Which columns should you choose for indexing?
To decide on the columns of an index you have to consider the most frequent queries running against your tables. You have to examine the WHERE and JOIN clauses (ORDER BY and GROUP BY also benefit from indexes), since SQL query optimizer will try to find the best way to return the results by using a complex mechanism to evaluate available indexes and statistics. An over simplified diagram of the query optimizer’s decision making process is displayed below.
Given that query optimizer decides on the fate of your query execution plan, it is important to maintain useful indexes and current statistics. It is not necessary for the query optimizer to use your indexes, if it finds them costly, even if those indexes are on columns stated in WHERE, JOIN, ORDER BY and GROUP BY statements. Consider the following example; Table APPLICATION has a total of 13,235 rows and a clustered index on app_id column and a non-cluster index on computer_id column.
SELECT computer_id, app_id, name FROM application
The above statement would cause the query optimizer to use a clustered index scan to return the results, since there are no filtering criteria. Consider a WHERE clause on the clustered index key (app_id)
SELECT computer_id,app_id,name FROM application WHERE app_id > 300
Since there is a WHERE clause in the statement, based on the clustered index key, the query optimizer decides that a clustered index seek is better than a clustered index scan to return a result set of 1,729 rows out of 13,235. A WHERE clause on the non-clustered index computer_id would behave differently.
SELECT computer_id,app_id,name FROM application WHERE computer_id = 5000025
Although a non-clustered index exists on the column computer_id defined by the WHERE clause, the query optimizer decided not to use it to return 428 rows out of 13,235 because its bookmark lookup behavior would cause jumps from page-to-page and would be costlier than the scanning of the entire clustered index. Consider the same query with a different value after the equation.

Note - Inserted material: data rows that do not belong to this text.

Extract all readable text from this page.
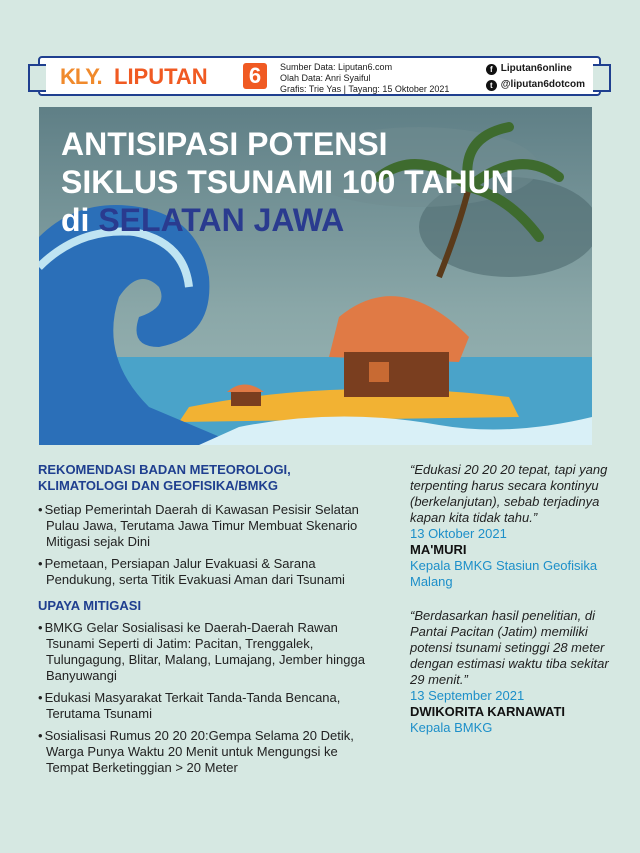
KLY. LIPUTAN 6	Sumber Data: Liputan6.com
Olah Data: Anri Syaiful
Grafis: Trie Yas | Tayang: 15 Oktober 2021
f Liputan6online
t @liputan6dotcom
ANTISIPASI POTENSI
SIKLUS TSUNAMI 100 TAHUN
di SELATAN JAWA
REKOMENDASI BADAN METEOROLOGI, KLIMATOLOGI DAN GEOFISIKA/BMKG
• Setiap Pemerintah Daerah di Kawasan Pesisir Selatan Pulau Jawa, Terutama Jawa Timur Membuat Skenario Mitigasi sejak Dini
• Pemetaan, Persiapan Jalur Evakuasi & Sarana Pendukung, serta Titik Evakuasi Aman dari Tsunami
UPAYA MITIGASI
• BMKG Gelar Sosialisasi ke Daerah-Daerah Rawan Tsunami Seperti di Jatim: Pacitan, Trenggalek, Tulungagung, Blitar, Malang, Lumajang, Jember hingga Banyuwangi
• Edukasi Masyarakat Terkait Tanda-Tanda Bencana, Terutama Tsunami
• Sosialisasi Rumus 20 20 20:Gempa Selama 20 Detik, Warga Punya Waktu 20 Menit untuk Mengungsi ke Tempat Berketinggian > 20 Meter
“Edukasi 20 20 20 tepat, tapi yang terpenting harus secara kontinyu (berkelanjutan), sebab terjadinya kapan kita tidak tahu.”
13 Oktober 2021
MA'MURI
Kepala BMKG Stasiun Geofisika Malang
“Berdasarkan hasil penelitian, di Pantai Pacitan (Jatim) memiliki potensi tsunami setinggi 28 meter dengan estimasi waktu tiba sekitar 29 menit.”
13 September 2021
DWIKORITA KARNAWATI
Kepala BMKG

SELECT computer_id,app_id,name FROM application WHERE computer_id = 6000000
Query optimizer and statistics
While query optimizer asses the fate of the execution plans based on statistics, it is quite logical for SQL server to create statistics automatically on the key columns of an index when it is created. The index statistics creation is mandatory and not to be confused with the AUTO_CREATE_STATISTICS option (ON by default) which instructs the query optimizer to automatically create statistics on single non-indexed columns defined on query predicates (JOIN and WHERE clauses). Nevertheless the update of those statistics can be configured to not be updated automatically by using an ALTER DATABASE statement with the AUTO_UPDATE_STATISTICS option. If automatic statistics update are left to the default setting (ON), the query optimizer, in order to optimize CPU utilization, will update statistics based on the following conditions: a table without rows gets a row, a table has fewer than 500 rows and updates 500+ rows, a table has more than 500 rows and updates 500+20% of the number of total rows.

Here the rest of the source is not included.